While the Supreme Court heard oral argument, Monday, in Janus v. American Federation of State, County and Municipal Employees (AFSCME), the court of public opinion focused not so much on the constitutionality of the law in question, i.e. justice, but instead on the partisan impact of the decision, i.e. politics. 

A Washington Post editorial advances the notion that the court was presented “with two questions. The first is the legal issue …” and the second “implicit” question is “how the court should conduct judicial review in a deeply polarized society.”

Plaintiff Mark Janus and his legal team are seeking an “extraordinary remedy in the context of the Supreme Court’s tumultuous recent history,” claims the Post.

But that history is not Mr. Janus’s.

Or the union’s.

Or even U.S. labor relations’.

The editors are talking about Washington’s bitter 2016 political fight. 

What does political polarization have to do with the facts or law of this case? Nothing. Except … what’s in peril is a system whereby government workers who do not wish to join a union are nonetheless forced to pay union dues.

So, if the Court nixes current law, AFSCME might wind up with fewer dues paying members … meaning less money for AFSCME’s political pet, the Democratic Party. 

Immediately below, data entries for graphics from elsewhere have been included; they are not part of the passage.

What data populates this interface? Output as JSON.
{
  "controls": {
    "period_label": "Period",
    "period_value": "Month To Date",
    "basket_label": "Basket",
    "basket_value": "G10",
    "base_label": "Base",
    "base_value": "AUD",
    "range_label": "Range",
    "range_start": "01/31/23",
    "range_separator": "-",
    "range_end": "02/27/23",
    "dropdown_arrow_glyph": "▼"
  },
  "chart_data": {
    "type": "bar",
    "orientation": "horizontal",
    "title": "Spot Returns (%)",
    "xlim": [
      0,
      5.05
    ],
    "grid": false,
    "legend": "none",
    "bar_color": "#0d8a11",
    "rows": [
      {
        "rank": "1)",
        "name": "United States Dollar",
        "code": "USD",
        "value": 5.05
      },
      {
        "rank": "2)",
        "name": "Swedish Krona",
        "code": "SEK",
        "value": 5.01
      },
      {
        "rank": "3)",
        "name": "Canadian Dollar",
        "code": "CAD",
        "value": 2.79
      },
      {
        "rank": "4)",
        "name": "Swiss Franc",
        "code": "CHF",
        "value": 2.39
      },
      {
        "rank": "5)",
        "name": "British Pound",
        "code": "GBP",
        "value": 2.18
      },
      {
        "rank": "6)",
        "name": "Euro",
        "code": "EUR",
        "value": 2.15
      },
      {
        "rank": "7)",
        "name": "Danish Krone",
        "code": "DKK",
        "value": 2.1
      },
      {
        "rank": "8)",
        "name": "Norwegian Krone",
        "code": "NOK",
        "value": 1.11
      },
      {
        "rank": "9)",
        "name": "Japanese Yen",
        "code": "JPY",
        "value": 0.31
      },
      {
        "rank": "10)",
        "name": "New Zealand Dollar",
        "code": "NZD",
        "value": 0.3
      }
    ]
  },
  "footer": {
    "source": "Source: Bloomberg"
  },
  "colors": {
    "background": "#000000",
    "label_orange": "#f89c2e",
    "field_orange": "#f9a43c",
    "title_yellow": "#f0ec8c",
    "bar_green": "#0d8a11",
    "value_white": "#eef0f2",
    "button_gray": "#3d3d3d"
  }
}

And Democrats — now stuck with a conservative replacement for the late Justice Scalia — are left only with Obama’s pronouncement: “Elections have consequences.” 

And, embarrassingly, the Post’s bizarre case for “steering the court modestly down the middle of the road.”

A lady, blindfolded, holding scales and a sword symbolizes justice. That blindfold is not to avoid reading the law; it represents the imperative to ignore politics.

This is Common Sense. I’m Paul Jacob.